Post-pandemic limitations and societal demands for funding in social, climate, and health sectors.
⚠️ Political and Systemic Challenges
Spain has officially rejected full commitment, choosing a 2.1% defense-to-GDP limit, citing concerns over social welfare and strategic autonomy.
Numerous countries are currently striving to achieve the existing 2% benchmark—which only 23 out of 32 allies met in 2024.
In the absence of coordinated defense planning at the EU level, budget hikes may lead to redundancy, inefficiencies, and imbalanced sharing of responsibilities.
🚀 Prospects in the Face of Obstacles
NATO’s plan may bring advantages despite challenges:
Increase in defense R&D: Enhancements to research and development may provide €100 billion each year to technology advancement and national defense sectors.
Joint borrowing: A European Rearmament Bank or common military debt might alleviate national financial pressure.

U.S. influence: Trump’s pressure (along with his meeting with NATO leader Mark Rutte) has sparked a defense stock surge, particularly in Europe, while also amplifying political urgency.
🧭 Strategic Insights
5% Objective Is Politically Symbolic
The updated objective serves as a symbolic effort—emphasizing NATO unity and deterrence—rather than a goal that can be quickly reached.
The Importance of Spending Efficiency
Countries should emphasize collaborative purchasing, integrating cross-border capabilities, and developing dual-use infrastructure to prevent “wasteful fragmentation.”
EU Integration Is Crucial
Enhancing EU-wide defense strategies and collaborative funding mechanisms might be the sole method to maintain elevated spending without jeopardizing social initiatives.

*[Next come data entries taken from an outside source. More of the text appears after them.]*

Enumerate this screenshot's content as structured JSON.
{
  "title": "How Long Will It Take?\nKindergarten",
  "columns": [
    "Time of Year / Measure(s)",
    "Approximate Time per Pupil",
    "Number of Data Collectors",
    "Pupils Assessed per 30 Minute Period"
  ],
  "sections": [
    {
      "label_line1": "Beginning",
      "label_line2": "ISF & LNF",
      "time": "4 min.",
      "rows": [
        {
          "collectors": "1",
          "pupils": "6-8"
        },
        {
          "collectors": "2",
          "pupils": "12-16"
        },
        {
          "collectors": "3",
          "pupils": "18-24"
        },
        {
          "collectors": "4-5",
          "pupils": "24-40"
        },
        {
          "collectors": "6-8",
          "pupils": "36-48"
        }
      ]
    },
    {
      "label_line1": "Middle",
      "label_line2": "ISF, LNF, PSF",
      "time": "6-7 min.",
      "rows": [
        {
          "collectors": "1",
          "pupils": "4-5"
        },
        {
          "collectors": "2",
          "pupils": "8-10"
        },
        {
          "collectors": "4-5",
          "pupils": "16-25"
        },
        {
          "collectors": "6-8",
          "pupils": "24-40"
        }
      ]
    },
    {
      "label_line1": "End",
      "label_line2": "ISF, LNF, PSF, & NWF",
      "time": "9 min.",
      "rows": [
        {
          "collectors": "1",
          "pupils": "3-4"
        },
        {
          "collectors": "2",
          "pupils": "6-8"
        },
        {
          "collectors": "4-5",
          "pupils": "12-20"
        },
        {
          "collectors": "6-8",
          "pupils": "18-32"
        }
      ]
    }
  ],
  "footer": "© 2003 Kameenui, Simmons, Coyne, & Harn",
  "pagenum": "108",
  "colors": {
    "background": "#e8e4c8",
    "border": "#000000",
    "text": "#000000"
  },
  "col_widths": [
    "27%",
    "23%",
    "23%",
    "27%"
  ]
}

Debt Financing May Alleviate Pressure
Numerous EU countries can increase defense spending through borrowing instead of raising taxes, utilizing their relatively low debt-to-GDP ratios.
Observe Public Sentiment & Markets
Properly organized defense expenditures might boost market trust. However, austerity poses a threat of social backlash—particularly if defense spending undermines welfare or climate initiatives.
🏁 Conclusion
NATO’s commitment to 5% of GDP highlights sincere security worries following Russia’s aggression—but fulfilling it will challenge Europe’s economic stability and political determination. The way ahead involves strategic investments, funding sources supported by the EU, and a thoughtful balancing of defense obligations with public interests. If European leaders can unite on collective procurement, research and development, and debt financing, they could transform an ambitious goal into a lasting reality. Nevertheless, a lack of coordination could cause this initiative to collapse under its own pressure.